Jogadores estrangeiros trocam campos de futebol pelos agrícolas no Alentejo

Babacar, Thiago e Benny ajudam na apanha e preparação dos animais

Os campos agrícolas são agora o terreno de jogo de futebolistas estrangeiros do Sporting de Viana do Alentejo, depois do fim precoce do campeonato distrital de Évora, devido à pandemia da Covid-19.

Sem as camisolas listadas do clube, três jogadores trocaram a relva sintética por um casão, num monte perto de Évora, onde são mão de obra para a tosquia de cerca de duas mil ovelhas.

Babacar, Thiago e Benny ajudam na apanha e preparação dos animais, enquanto permanece a interrupção do sonho de se tornarem jogadores profissionais de futebol.

«Não dá para jogar à bola e não temos nada para fazer. Parou todo o mundo, então, arranjámos isto para vir ganhar alguma coisa para sobreviver e ajudar a família», diz à agência Lusa o senegalês Babacar Fall, de 23 anos.

Em Portugal há quase três anos, o médio africano, que tem quase toda a família no seu país e um irmão em França, conta que pretendia visitar este ano os familiares no Senegal e que acabou por mudar de ideias devido à pandemia.

«Com a Covid-19 não dá e está tudo fechado” e, entretanto, «apareceu isto, é para aproveitar», reconhece, assegurando que não se importa deste trabalho: «não estou a roubar, é uma coisa normal, é melhor do que ficar deitado um ou dois meses».

Babacar, que tem o sonho de «subir o mais possível» no futebol, revela que está a ganhar «50 euros por dia», advertindo que o «trabalho é duro» e, em tom de brincadeira, admite que «jogar futebol é 10 vezes mais fácil».

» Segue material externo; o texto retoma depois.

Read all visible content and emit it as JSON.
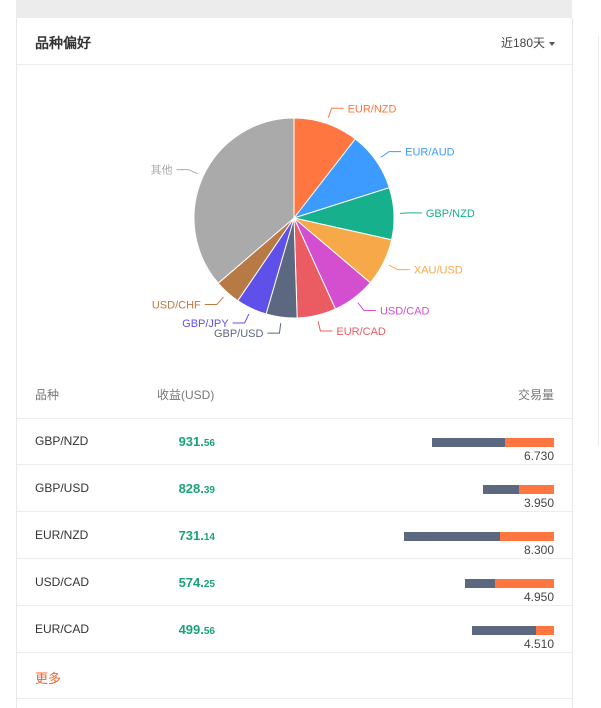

Também pouco incomodado com as novas tarefas está o cabo-verdiano Bernardino Fortes, de 20 anos, conhecido por Benny, que está há cerca de dois meses a «apanhar ovelhas» para a tosquia e até já experimentou cortar a lã dos animais.

Benny veio sozinho para Portugal, há quase três anos, atrás do sonho de ser futebolista, mas a pandemia exigiu que começasse a «aprender coisas novas» para atenuar a dificuldade de deixar de jogar.

«Agora estou a trabalhar nas ovelhas, estou a trabalhar para ganhar dinheiro e para ajudar a minha família que está em Cabo Verde», relata, contando vir ainda a trabalhar neste verão na cortiça e nas vindimas.

Para o brasileiro Thiago Wertonge, de 22 anos, que cumpre o primeiro dia na tosquia de ovelhas, o trabalho «é um pouco duro», em que é necessário ter «técnica e força», como no futebol, mas «vai-se acostumando».

Sublinhando que «foi difícil parar a meio da época, com os objetivos para tentar conquistar», o brasileiro considera que «até foi bom», por ter arranjado «uma outra forma de ganhar um dinheiro».

Thiago ambiciona chegar ao topo do futebol português e, face à pandemia, ainda ponderou regressar ao seu país, mas decidiu ficar por receio de «não conseguir voltar» a Portugal.

Armando Branco é um dos seis tosquiadores de serviço e é também adepto do Sporting de Viana do Alentejo, pelo que não tem dúvidas em afirmar que os três têm qualidades e são tão competentes «a apanhar ovelhas como a jogar à bola».

As instalações do Sporting de Viana do Alentejo são um «abrigo» para sete jogadores estrangeiros, que alternam os dias de trabalho no campo, segundo o presidente do clube, Rogério Lagarto.

Estes atletas têm «um teto, alimentação e água quente, o básico e essencial para poderem aguardar o regresso do futebol», frisa Rogério Lagarto, acrescentando que o clube procurou «encontrar soluções» para eles, uma vez que, com o fim das competições, deixaram de receber o subsídio.

«Faz-lhes bem também começarem a entrar no caminho do trabalho, porque o futebol pode dar ou pode não dar e estão a aprender trabalhos agrícolas, que lhes podem ser muito úteis no futuro. Um dia que deixem de jogar futebol, vai ajudá-los, de certeza, a terem uma vida séria e com alguma tranquilidade», acrescenta.

O dirigente desportivo recorda que já em anos anteriores alguns jogadores aproveitavam as férias futebolísticas para trabalharem no campo e fazerem um «pé-de-meia», a fim de poderem viajar para os seus países e visitarem as famílias.

O Sporting de Viana do Alentejo ocupava o quarto lugar do principal escalão distrital de Évora, quando os campeonatos foram suspensos, em Março, devido à pandemia da Covid-19.